I embrace the Urban Dictionary’s definition of happy hour: “Where the worst selling and nastiest tasting alcoholic beverages are sold for half price to a bunch of alcoholics too drunk to notice.” Before Dram Shop Laws, this was a very accurate description. Operators gave away low cost alcohol at 2 for 1 prices and made money from sheer volume of product moved with little or no concern for quality or safety. Today these happy hours seem to only remain in college towns and vacation areas where everyone is walking and focused on having a good time.
Today, any business preparing to enter the happy hour marketplace should first make sure they are fully educated on all the local and state laws affecting the sale of alcohol – as these tend to change from municipality to municipality. Secondly, they should evaluate the time periods during the day that need or can accommodate more sales. Finally, a good understanding of the demographics of the local market is necessary to help determine what the offer should be and the best ways to promote it. Many credit card processing companies provide demographic and purchase trends information to their clients. The local Chamber of Commerce and Convention and Visitor’s Bureaus can also help with this information. No marketing decision should be made without a careful understanding of the needs of the consumers in your area.
While there are always exceptions to the norm, I believe that there are two time periods that lend themselves well to happy hour deals: pre-dinner (4 pm to 6 pm) and late night (10 pm to 12 am). These two time periods target two distinctly different groups. Pre-dinner attracts guests finishing up their workday and those who would like a drink before an early dinner. Late night attracts college students wrapping up study time and hospitality workers (notorious for patronizing nearby competitors) just getting off work. Both time periods are limited to two hours. This is enough time to generate some decent sales but not enough time for the normal person to become intoxicated, thus helping to control the liability issues. The time periods are typically slower sales times so the extra business fills seats that are normally empty and does not interfere with prime-time diners. In most markets, weekend sales are typically spread more evenly throughout the hours of operation and guest counts are higher so happy hour promotions normally only have a home Monday through Thursday.
Happy hour and two-for-one used to mean the same thing. Today’s offer is much more varied. Some promotions that I have developed or seen successful include:
- Specialty Cocktails: Drinks only available during happy hour offered at a lower than normal price.
- Flights: Sampling of tequila, bourbon, cordials, wine, beer, etc. with an educational component.
- Giveaways: No reduced prices or special drinks, but free food sampling or drawings for free items. For example, a Mexican restaurant I frequent gives everyone a token. If your number is called you spin the wheel to see what you win. Sometimes the fun factor is as important as the value.

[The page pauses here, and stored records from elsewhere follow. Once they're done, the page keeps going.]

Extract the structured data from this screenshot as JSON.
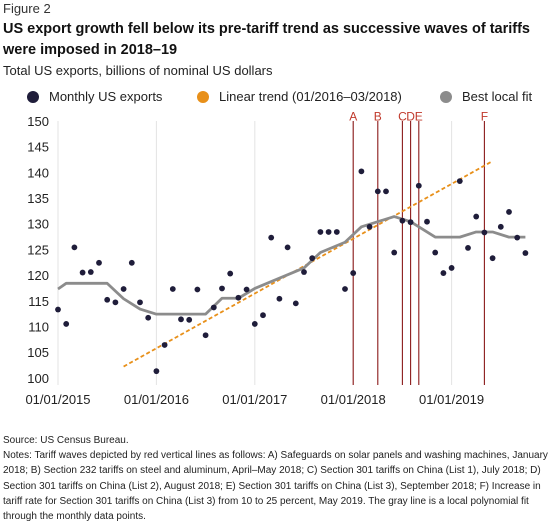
{
  "figure_label": "Figure 2",
  "title": "US export growth fell below its pre-tariff trend as successive waves of tariffs were imposed in 2018–19",
  "subtitle": "Total US exports, billions of nominal US dollars",
  "legend": [
    {
      "label": "Monthly US exports",
      "color": "#1f1d3a",
      "shape": "dot"
    },
    {
      "label": "Linear trend (01/2016–03/2018)",
      "color": "#e8901a",
      "shape": "dot"
    },
    {
      "label": "Best local fit",
      "color": "#8c8c8c",
      "shape": "dot"
    }
  ],
  "source": "Source: US Census Bureau.",
  "notes": "Notes: Tariff waves depicted by red vertical lines as follows: A) Safeguards on solar panels and washing machines, January 2018; B) Section 232 tariffs on steel and aluminum, April–May 2018; C) Section 301 tariffs on China (List 1), July 2018; D) Section 301 tariffs on China (List 2), August 2018; E) Section 301 tariffs on China (List 3), September 2018; F) Increase in tariff rate for Section 301 tariffs on China (List 3) from 10 to 25 percent, May 2019. The gray line is a local polynomial fit through the monthly data points.",
  "colors": {
    "points": "#1f1d3a",
    "trend": "#e8901a",
    "fit": "#8c8c8c",
    "tariff_lines": "#8b1a1a",
    "grid": "#e3e3e3"
  },
  "chart_data": {
    "type": "scatter",
    "x_ticks": [
      "01/01/2015",
      "01/01/2016",
      "01/01/2017",
      "01/01/2018",
      "01/01/2019"
    ],
    "y_ticks": [
      100,
      105,
      110,
      115,
      120,
      125,
      130,
      135,
      140,
      145,
      150
    ],
    "ylim": [
      99,
      150
    ],
    "xlim": [
      "2015-01",
      "2019-10"
    ],
    "grid": "vertical at year ticks",
    "series": [
      {
        "name": "Monthly US exports",
        "kind": "points",
        "x": [
          "2015-01",
          "2015-02",
          "2015-03",
          "2015-04",
          "2015-05",
          "2015-06",
          "2015-07",
          "2015-08",
          "2015-09",
          "2015-10",
          "2015-11",
          "2015-12",
          "2016-01",
          "2016-02",
          "2016-03",
          "2016-04",
          "2016-05",
          "2016-06",
          "2016-07",
          "2016-08",
          "2016-09",
          "2016-10",
          "2016-11",
          "2016-12",
          "2017-01",
          "2017-02",
          "2017-03",
          "2017-04",
          "2017-05",
          "2017-06",
          "2017-07",
          "2017-08",
          "2017-09",
          "2017-10",
          "2017-11",
          "2017-12",
          "2018-01",
          "2018-02",
          "2018-03",
          "2018-04",
          "2018-05",
          "2018-06",
          "2018-07",
          "2018-08",
          "2018-09",
          "2018-10",
          "2018-11",
          "2018-12",
          "2019-01",
          "2019-02",
          "2019-03",
          "2019-04",
          "2019-05",
          "2019-06",
          "2019-07",
          "2019-08",
          "2019-09",
          "2019-10"
        ],
        "values": [
          113.3,
          110.5,
          125.4,
          120.5,
          120.6,
          122.4,
          115.2,
          114.7,
          117.3,
          122.4,
          114.7,
          111.7,
          101.3,
          106.4,
          117.3,
          111.4,
          111.3,
          117.2,
          108.3,
          113.7,
          117.4,
          120.3,
          115.6,
          117.2,
          110.5,
          112.2,
          127.3,
          115.4,
          125.4,
          114.5,
          120.6,
          123.3,
          128.4,
          128.4,
          128.4,
          117.3,
          120.4,
          140.2,
          129.4,
          136.3,
          136.3,
          124.4,
          130.6,
          130.3,
          137.4,
          130.4,
          124.4,
          120.4,
          121.4,
          138.3,
          125.3,
          131.4,
          128.3,
          123.3,
          129.4,
          132.3,
          127.3,
          124.3
        ]
      },
      {
        "name": "Linear trend (01/2016–03/2018)",
        "kind": "line",
        "x": [
          "2015-09",
          "2019-06"
        ],
        "values": [
          102.2,
          142.2
        ]
      },
      {
        "name": "Best local fit",
        "kind": "line",
        "x": [
          "2015-01",
          "2015-02",
          "2015-04",
          "2015-07",
          "2015-09",
          "2015-11",
          "2016-01",
          "2016-04",
          "2016-07",
          "2016-09",
          "2016-11",
          "2017-01",
          "2017-04",
          "2017-07",
          "2017-09",
          "2017-12",
          "2018-02",
          "2018-04",
          "2018-06",
          "2018-08",
          "2018-09",
          "2018-10",
          "2018-11",
          "2018-12",
          "2019-02",
          "2019-04",
          "2019-06",
          "2019-08",
          "2019-10"
        ],
        "values": [
          117.3,
          118.4,
          118.4,
          118.4,
          115.4,
          113.4,
          112.4,
          112.4,
          112.4,
          115.5,
          115.5,
          117.4,
          119.4,
          121.4,
          124.4,
          126.4,
          129.4,
          130.4,
          131.4,
          130.4,
          129.4,
          128.4,
          127.4,
          127.4,
          127.4,
          128.4,
          128.4,
          127.4,
          127.4
        ]
      }
    ],
    "tariff_lines": [
      {
        "label": "A",
        "x": "2018-01"
      },
      {
        "label": "B",
        "x": "2018-04"
      },
      {
        "label": "C",
        "x": "2018-07"
      },
      {
        "label": "D",
        "x": "2018-08"
      },
      {
        "label": "E",
        "x": "2018-09"
      },
      {
        "label": "F",
        "x": "2019-05"
      }
    ]
  }
}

- Targeted Daily Specials: The offer changes daily. For example, Wednesday is Wine Down Wednesday with half price glasses of wine.
- Punch Parties: The bar makes several different batches of punch and they sell for a dollar a cup.
- Food Happy Hour: No drink specials but all appetizers are half price.
The ideas are endless and once again should be tailored to the guests you are targeting.
Targeting groups is also a good idea particularly if you have office towers around. The goal here is not only to fill empty seats in the afternoon, but also to build loyal customers that will return for regular meal periods. I recently helped a restaurant group build a program with this goal in mind. We visited two local offices per week and offered them a happy hour party for up to 15 people. The offer included a free meat and cheese platter and a round of cocktails created just for them. The offer was designed to get people in the door and a drink in their hands, but also to encourage continued purchasing. Hosting networking groups for happy hour is also a great way to fill seats and sell drinks during down times. It usually requires providing something to snack on and a specialty cocktail at a reduced rate. Depending on the type of group, both the pre-dinner and late night time slots are desirable.
Most of all never underestimate the power of hospitality. Guests arriving at happy hour need to be greeted immediately with a big smile. Bartenders need to be fun and entertaining. Cocktail servers need to be fast and efficient. A discount alone is not sufficient reason to spend money or to become a repeat guest. We are in the people pleasing business and that starts with our people being eager to please.